Al día siguiente recorrí el terreno, pensando en la posibilidad de hacer un huerto y una empalizada blanca. La empalizada sería fácil. El huerto sería más difícil, un proyecto casi imposible, digno de mi estado de ánimo de ese momento. Necesitaría un pozo para el jardín, pero por alguna razón la ficción de una labor edificante se disolvió cuando pensé en ello. A fin de cuentas, en Tejas hay tanta agua bajo la superficie como en cualquier otra parte de Luna. Si uno quiere agua y está cerca del río Grande, hay que cavar o taladrar hasta un nivel fijado al azar para cada parcela de tierra, y después el directorio del disneylandia hace llegar una tubería hasta el fondo del pozo y uno puede fingir que descubrió agua. En mi cabana, esa profundidad era de quince metros. La faena de cavar tanto no me amedrentaba. Sabía que podía afrontarla. A pesar de los impedimentos de un sistema hormonal femenino, había desarrollado hombros y bíceps que habrían causado horror estético a Bobbie. No tendría problemas en cambiar mi garlopa y mi sierra por una azada y una pala. Ésa era la parte que me agradaba.
Pero no me convencía la farsa. Me había habituado a mirar las estrellas de noche y a maravillarme ante el tamaño del universo. No me había vuelto loca; sabía que eran sólo lámparas que podía sostener con la mano. Pero de noche, con la fatiga, podía olvidarlo. Podía olvidar muchas cosas. No sabía si podría olvidar el esfuerzo de cavar quince metros para abrir un agujero inútil que necesitaría una tubería para llenarse de agua fresca y vital.
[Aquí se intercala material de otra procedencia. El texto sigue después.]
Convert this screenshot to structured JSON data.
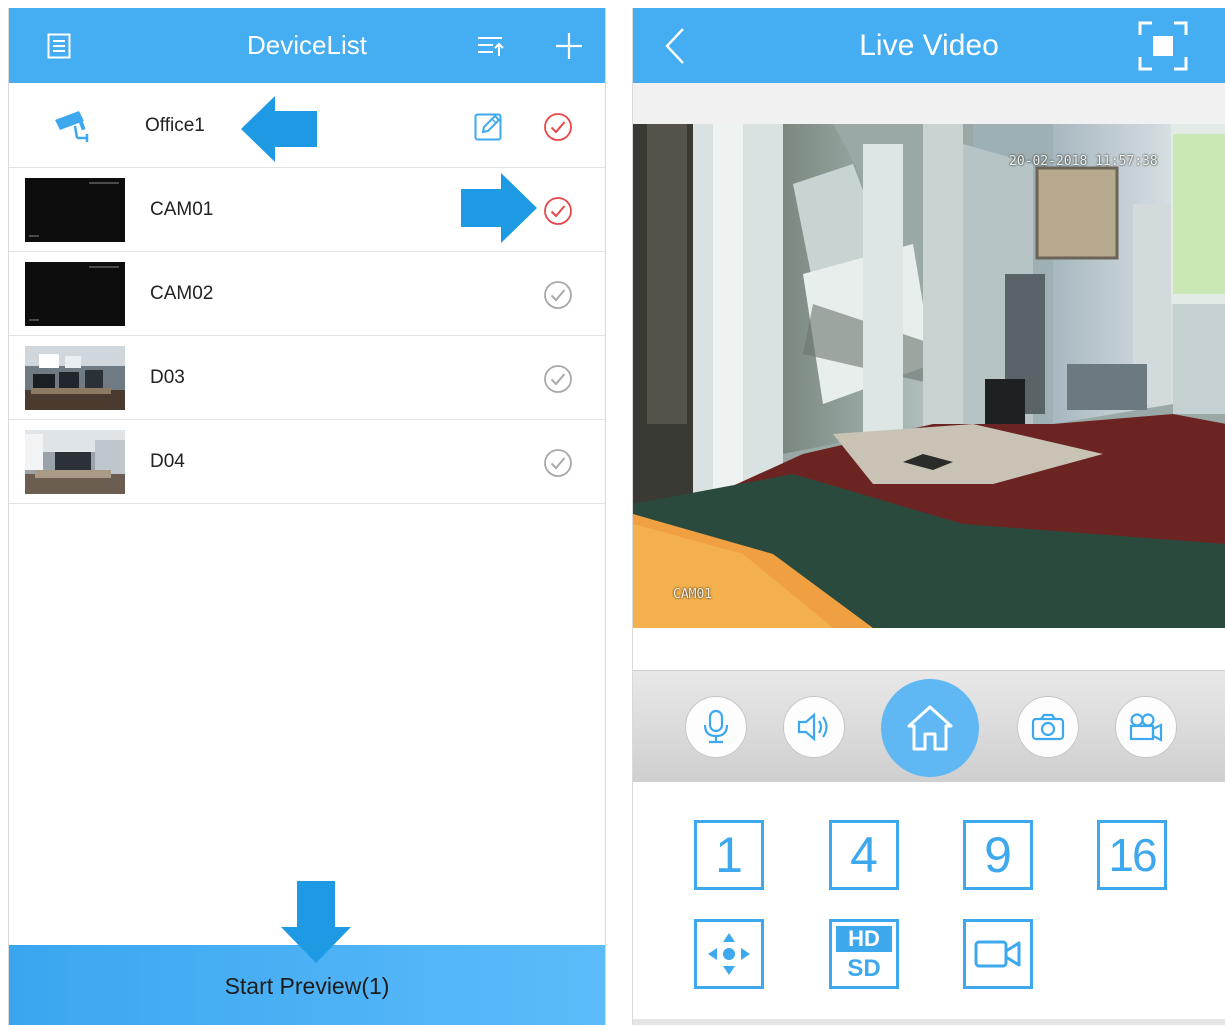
{
  "left_screen": {
    "header": {
      "title": "DeviceList",
      "icons": [
        "list-icon",
        "sort-icon",
        "add-icon"
      ]
    },
    "group": {
      "label": "Office1",
      "icons": [
        "cctv-camera-icon",
        "edit-icon",
        "check-circle-icon"
      ],
      "selected": true
    },
    "devices": [
      {
        "label": "CAM01",
        "selected": true
      },
      {
        "label": "CAM02",
        "selected": false
      },
      {
        "label": "D03",
        "selected": false
      },
      {
        "label": "D04",
        "selected": false
      }
    ],
    "start_button_label": "Start Preview(1)"
  },
  "right_screen": {
    "header": {
      "title": "Live Video",
      "icons": [
        "back-icon",
        "fullscreen-icon"
      ]
    },
    "video": {
      "timestamp": "20-02-2018 11:57:38",
      "camera_label": "CAM01"
    },
    "controls": [
      "microphone-icon",
      "speaker-icon",
      "home-icon",
      "camera-icon",
      "video-record-icon"
    ],
    "layout_buttons": [
      "1",
      "4",
      "9",
      "16"
    ],
    "extra_buttons": [
      "ptz-icon",
      "hd-sd-icon",
      "playback-icon"
    ],
    "hd_label": "HD",
    "sd_label": "SD"
  },
  "colors": {
    "header_blue": "#45aef3",
    "accent_blue": "#3ea8ee",
    "selected_red": "#e8474a",
    "unselected_gray": "#a8a8a8"
  }
}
Odio ponerme demasiado metafórica. Walter siempre refunfuñaba contra eso. Los lectores se cansan pronto de las metáforas, solía decir. ¿Por qué el pozo, y no las estrellas? ¿Por qué llegar tan lejos y vacilar, por qué perder la imaginación justo al final? No lo sé, pero tal vez se relacionaba con ese agujero seco. Seguía pensando que mi vida entera era un agujero seco. Lo único que había logrado que me enorgulleciera era la cabaña… y odiaba la cabaña.
Esa noche no pude conciliar el sueño. Combatí el insomnio largo rato, me levanté, caminé a tientas en la oscuridad hasta encontrar el hacha. Destrocé el camastro y apilé los restos contra la pared, rocié la madera con queroseno, la encendí, salí por la puerta, dejándola abierta para que hiciera corriente, y subí despacio por la cuesta que estaba detrás de mi propiedad. Allí me acuclillé y, sintiendo muy poca emoción, presencié el incendio de la cabaña.